Closed yt723 closed 1 year ago
smorabit
commented
1 year ago Hi,
Could you please provide a bit more information in order for me to help you? Can you send all of the hdWGCNA code that you used? More information about your dataset could also help.
yt723
commented
1 year ago Hello,
I'm running the ConstructNetwork function below and facing the problem. My samples are PBMC and data was obtained by scRNAseq+CITEseq (BD Rhapsody). I integrated data from different libraries using Seurat's CCA method. After obtaining major cell types (such as B cells, CD8T cells, NK cells etc.), I did targeted clustering. Then I'm running WGNCA for those major cell types with seurat_clusters. The codes I'm using are working for most of the cell types, but I can't analyze one of the cell types because of the error message.
My codes: CD4Tm <- ConstructNetwork( CD4Tm, soft_power = 3, setDatExpr = FALSE, deepSplit = 2, overwrite_tom = TRUE, TOMType = 'unsigned', minModuleSize = 10, mergeCutHeight = 0.1, tom_name = 'CAV' )
Response: Calculating consensus modules and module eigengenes block-wise from all genes Calculating topological overlaps block-wise from all genes Flagging genes and samples with too many missing values... ..step 1 TOM calculation: adjacency.. ..will not use multithreading. Fraction of slow calculations: 0.804846 TOM: exit because 'adjacency' reported an error. Error in blockwiseIndividualTOMs(multiExpr = multiExpr, checkMissingData = checkMissingData, : Standard deviation of some genes is zero.

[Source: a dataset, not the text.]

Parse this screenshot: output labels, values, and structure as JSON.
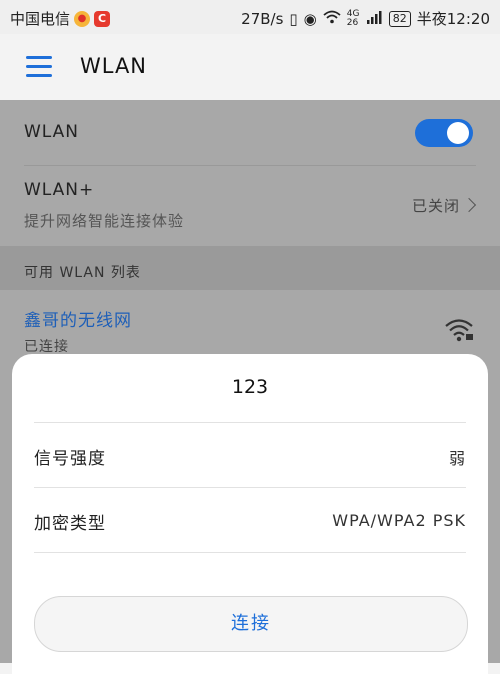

Default assay is set for integrated RNA. I chose genes by 'variable' for SetupForWGCNA. There are 477 genes selected. When I encountered the same issue, I changed 'max_shared' value in the MetacellsByGroups function and that sometimes solved the problem. But for the cell type above, it didn't work. I also tried to change SetupForWGCNA parameter from 'variable' to 'fraction', but this didn't work because of the error message (below).
CD4Tm <- SetupForWGCNA(CD4Tm, gene_select = "fraction", fraction=0.05, wgcna_name = 'wgcna_CAV') Error in cut.default(1:nrow(expr_mat), n_chunks) : invalid number of intervals
What else should I try? Thank you so much for your help.
Yuko
smorabit
commented
1 year ago Can you also show the code that you ran before ConstructNetwork?
Default assay is set for integrated RNA. I chose genes by 'variable' for SetupForWGCNA. There are 477 genes selected.
This seems like a very low number of genes, not sure if this is causing this particular issue but usually there are a few thousand genes included for network analysis. I actually have not tried running hdWGCNA with this few genes.
yt723
commented
1 year ago Hello,
We did targeted RNA sequencing and the number of genes included was less than 500. I have other seurat objects from the same experiment (same genes) and WGCNA worked for them. Only a few seurat objects are causing errors. The codes I ran before ConstructNetwork are below.
DefaultAssay(CD4Tm) <- 'integrated' CD4Tm <- SetupForWGCNA(CD4Tm, gene_select = 'variable', wgcna_name = 'wgcna_CAV') CD4Tm <- MetacellsByGroups( seurat_obj = CD4Tm, group.by = c("seurat_clusters", "SampleType"), k=25, max_shared = 10, assay = 'integrated', slot = 'data', ident.group = 'SampleType') CD4Tm <- NormalizeMetacells(CD4Tm) CD4Tm <- SetDatExpr(CD4Tm, group_name = "CAV", group.by = 'SampleType', assay = 'integrated', slot = 'data')
Thank you so much.
Yuko
smorabit
commented
1 year ago How many cells are there in the group that is giving you this error message?
Looking at your error message:
Error in blockwiseIndividualTOMs(multiExpr = multiExpr, checkMissingData = checkMissingData, : Standard deviation of some genes is zero.
I think that there's something wrong with the some of genes that you're using as input. However I am somewhat confused because SetDatExpr is supposed to look for genes with zero variance and remove them from the analysis. Maybe try selecting genes a different way. Unfortunately it is very difficult for me to figure out what's causing the error without a reproducible example on a dataset that I have access to.
yt723
commented
1 year ago There are 12091 cells.
Standard deviation of none of the genes was zero (minimum was 2.9e-6).
I set up the genes manually, and it worked.
I tested multiple std thresholds for selecting genes and eventually I selected genes with std >1e-2 (400/477 genes were selected).
I'm ok with the results.
Thank you so much for your advice.
Yuko
Hello,
I can't solve the error below. Can you suggest what I should try to troubleshoot? Thank you so much.
Error in blockwiseIndividualTOMs(multiExpr = multiExpr, checkMissingData = checkMissingData, : Standard deviation of some genes is zero.